Solving PDE $u_x+y^2\cdot u_y=0$

Question

I am having a hard time understanding the general solution to this question and require some assistance. The question is:

Let there be a solution $u(x,y) $ for the PDE: $$u_x+y^2\cdot u_y=0$$Which satisfies the conditions: $u(3,2)=7, u(4,2)=-6, u(8,1)=-2, u(6,-1)=3, u(6,-2)=0$. Find : $u\left(\frac{5}{2}, \frac{1}{2}\right)$ and $u\left(8, -\frac{2}{5}\right)$. Does the solution for $u\left(\frac{9}{2}, 1\right)$ exist?

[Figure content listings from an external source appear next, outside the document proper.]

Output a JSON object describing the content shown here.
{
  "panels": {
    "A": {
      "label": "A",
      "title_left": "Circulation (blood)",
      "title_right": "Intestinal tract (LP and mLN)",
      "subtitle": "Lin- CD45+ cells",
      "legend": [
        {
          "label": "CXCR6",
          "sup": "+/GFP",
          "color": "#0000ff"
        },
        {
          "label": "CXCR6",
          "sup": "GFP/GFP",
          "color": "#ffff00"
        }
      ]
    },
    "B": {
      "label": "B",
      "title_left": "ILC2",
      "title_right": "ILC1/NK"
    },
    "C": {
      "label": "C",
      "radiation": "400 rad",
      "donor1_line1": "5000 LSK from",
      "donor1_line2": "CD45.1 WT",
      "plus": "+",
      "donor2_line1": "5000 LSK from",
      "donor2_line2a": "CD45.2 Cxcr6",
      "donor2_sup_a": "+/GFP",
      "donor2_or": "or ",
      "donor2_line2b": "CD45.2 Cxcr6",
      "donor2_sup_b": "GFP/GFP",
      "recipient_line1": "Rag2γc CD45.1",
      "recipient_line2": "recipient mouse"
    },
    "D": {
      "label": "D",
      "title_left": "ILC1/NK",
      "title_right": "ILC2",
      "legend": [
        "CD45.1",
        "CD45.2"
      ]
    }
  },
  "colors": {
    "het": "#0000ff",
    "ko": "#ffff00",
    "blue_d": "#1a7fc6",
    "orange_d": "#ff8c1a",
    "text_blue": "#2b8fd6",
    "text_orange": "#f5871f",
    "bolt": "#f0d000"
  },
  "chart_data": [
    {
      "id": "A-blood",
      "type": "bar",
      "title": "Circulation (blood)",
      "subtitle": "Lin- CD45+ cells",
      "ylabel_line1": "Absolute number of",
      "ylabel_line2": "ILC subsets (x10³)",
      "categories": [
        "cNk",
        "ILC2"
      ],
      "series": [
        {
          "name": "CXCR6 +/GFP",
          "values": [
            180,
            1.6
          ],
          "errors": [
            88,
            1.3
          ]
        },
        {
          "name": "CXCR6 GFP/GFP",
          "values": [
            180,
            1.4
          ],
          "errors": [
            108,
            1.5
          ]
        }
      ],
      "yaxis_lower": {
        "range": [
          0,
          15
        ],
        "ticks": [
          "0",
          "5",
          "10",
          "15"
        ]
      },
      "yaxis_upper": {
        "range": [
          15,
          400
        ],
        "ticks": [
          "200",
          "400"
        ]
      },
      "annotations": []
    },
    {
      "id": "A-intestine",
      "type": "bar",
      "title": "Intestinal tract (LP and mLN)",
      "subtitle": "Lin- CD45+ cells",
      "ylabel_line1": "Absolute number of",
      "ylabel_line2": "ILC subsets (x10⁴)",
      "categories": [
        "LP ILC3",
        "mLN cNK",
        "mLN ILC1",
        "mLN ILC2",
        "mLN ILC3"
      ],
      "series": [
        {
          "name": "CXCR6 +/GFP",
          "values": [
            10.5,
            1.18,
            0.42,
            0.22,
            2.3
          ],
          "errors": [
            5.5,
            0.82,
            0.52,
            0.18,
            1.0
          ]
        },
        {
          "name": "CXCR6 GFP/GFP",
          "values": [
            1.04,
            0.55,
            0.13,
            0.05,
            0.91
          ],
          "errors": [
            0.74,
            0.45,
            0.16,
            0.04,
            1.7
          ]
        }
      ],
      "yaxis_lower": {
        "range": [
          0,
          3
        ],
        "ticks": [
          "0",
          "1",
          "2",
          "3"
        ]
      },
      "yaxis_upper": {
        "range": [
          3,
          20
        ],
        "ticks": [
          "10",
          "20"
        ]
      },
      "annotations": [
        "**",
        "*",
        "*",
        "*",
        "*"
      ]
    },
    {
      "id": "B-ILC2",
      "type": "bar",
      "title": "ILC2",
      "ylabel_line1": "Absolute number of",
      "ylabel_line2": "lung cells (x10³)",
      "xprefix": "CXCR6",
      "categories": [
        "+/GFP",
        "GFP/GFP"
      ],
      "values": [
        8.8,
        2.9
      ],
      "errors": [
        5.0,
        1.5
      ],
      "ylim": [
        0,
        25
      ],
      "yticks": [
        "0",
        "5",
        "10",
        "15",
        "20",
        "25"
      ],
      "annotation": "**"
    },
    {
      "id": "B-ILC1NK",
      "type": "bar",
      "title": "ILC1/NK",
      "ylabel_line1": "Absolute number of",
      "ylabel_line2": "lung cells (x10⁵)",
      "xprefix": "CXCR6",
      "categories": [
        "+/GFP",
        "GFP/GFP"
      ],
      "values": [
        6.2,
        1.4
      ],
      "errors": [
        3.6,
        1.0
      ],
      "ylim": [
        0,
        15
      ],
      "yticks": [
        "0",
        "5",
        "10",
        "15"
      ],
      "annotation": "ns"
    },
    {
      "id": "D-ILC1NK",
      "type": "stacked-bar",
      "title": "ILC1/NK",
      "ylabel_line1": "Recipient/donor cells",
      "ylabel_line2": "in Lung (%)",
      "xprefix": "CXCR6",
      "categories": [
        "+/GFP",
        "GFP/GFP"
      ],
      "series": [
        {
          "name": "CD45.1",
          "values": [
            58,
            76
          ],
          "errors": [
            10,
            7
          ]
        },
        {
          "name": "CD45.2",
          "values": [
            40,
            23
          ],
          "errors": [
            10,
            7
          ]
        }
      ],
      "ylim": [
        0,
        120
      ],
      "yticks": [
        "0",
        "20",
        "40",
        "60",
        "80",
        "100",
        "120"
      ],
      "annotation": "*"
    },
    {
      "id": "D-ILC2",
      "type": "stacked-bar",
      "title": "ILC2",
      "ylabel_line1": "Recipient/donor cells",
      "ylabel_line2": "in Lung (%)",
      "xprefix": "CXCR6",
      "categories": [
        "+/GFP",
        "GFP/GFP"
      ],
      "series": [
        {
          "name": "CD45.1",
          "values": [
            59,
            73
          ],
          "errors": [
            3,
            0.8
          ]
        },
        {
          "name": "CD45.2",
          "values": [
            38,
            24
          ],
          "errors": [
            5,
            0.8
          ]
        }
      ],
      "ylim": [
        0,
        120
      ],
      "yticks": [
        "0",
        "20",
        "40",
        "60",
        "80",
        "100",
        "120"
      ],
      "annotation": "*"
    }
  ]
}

Now I found that $\frac{\partial y}{\partial x}=y^2$, and used separation of variables to get:$$c=-x-\frac{1}{y}$$ Now I think this leads to the fact that: $$u(x,y) = f\left(-x-\frac{1}{y}\right)$$ Do I just plug in numbers from here? I'm kinda confused by how to proceed.

Answer 1

You are right, the general solution is : $$u(x,y) = f\left(-x-\frac{1}{y}\right)$$ The function $f(X)$ is unknown, except for the given data, for example : $$u(3,2)=7=f\left(-3-\frac{1}{2}\right)=f\left(-\frac{7}{2}\right)$$ Thus, for $X=-\frac{7}{2}$ we now know that $f(X)=7$

I let you find the four others values of $f(X)$.

So, now you have a list of five known values of $f(X)$.

Suppose that you were asked to find the value of $u\left(\frac{3}{2},\frac{1}{2}\right)$ $$u\left(\frac{3}{2},\frac{1}{2}\right)= f\left(-\frac{3}{2}-\frac{1}{\frac{1}{2}}\right)=f\left(-\frac{7}{2}\right)$$ You look in the known list of $f(X)$ and see if there is (or not) the value $X=-\frac{7}{2}$

• If it doesn't exist, you cannot answer.
• If it exists, you can answer. Well, it is in the list : $f\left(-\frac{7}{2}\right)=7$. So the answer is $u\left(\frac{3}{2},\frac{1}{2}\right)= 7$.

You where not asked to find the value of $u\left(\frac{3}{2},\frac{1}{2}\right)$. This was an example to show you how to proceed.

I suppose that you can proceed on the same manner for the three cases that you are asked for.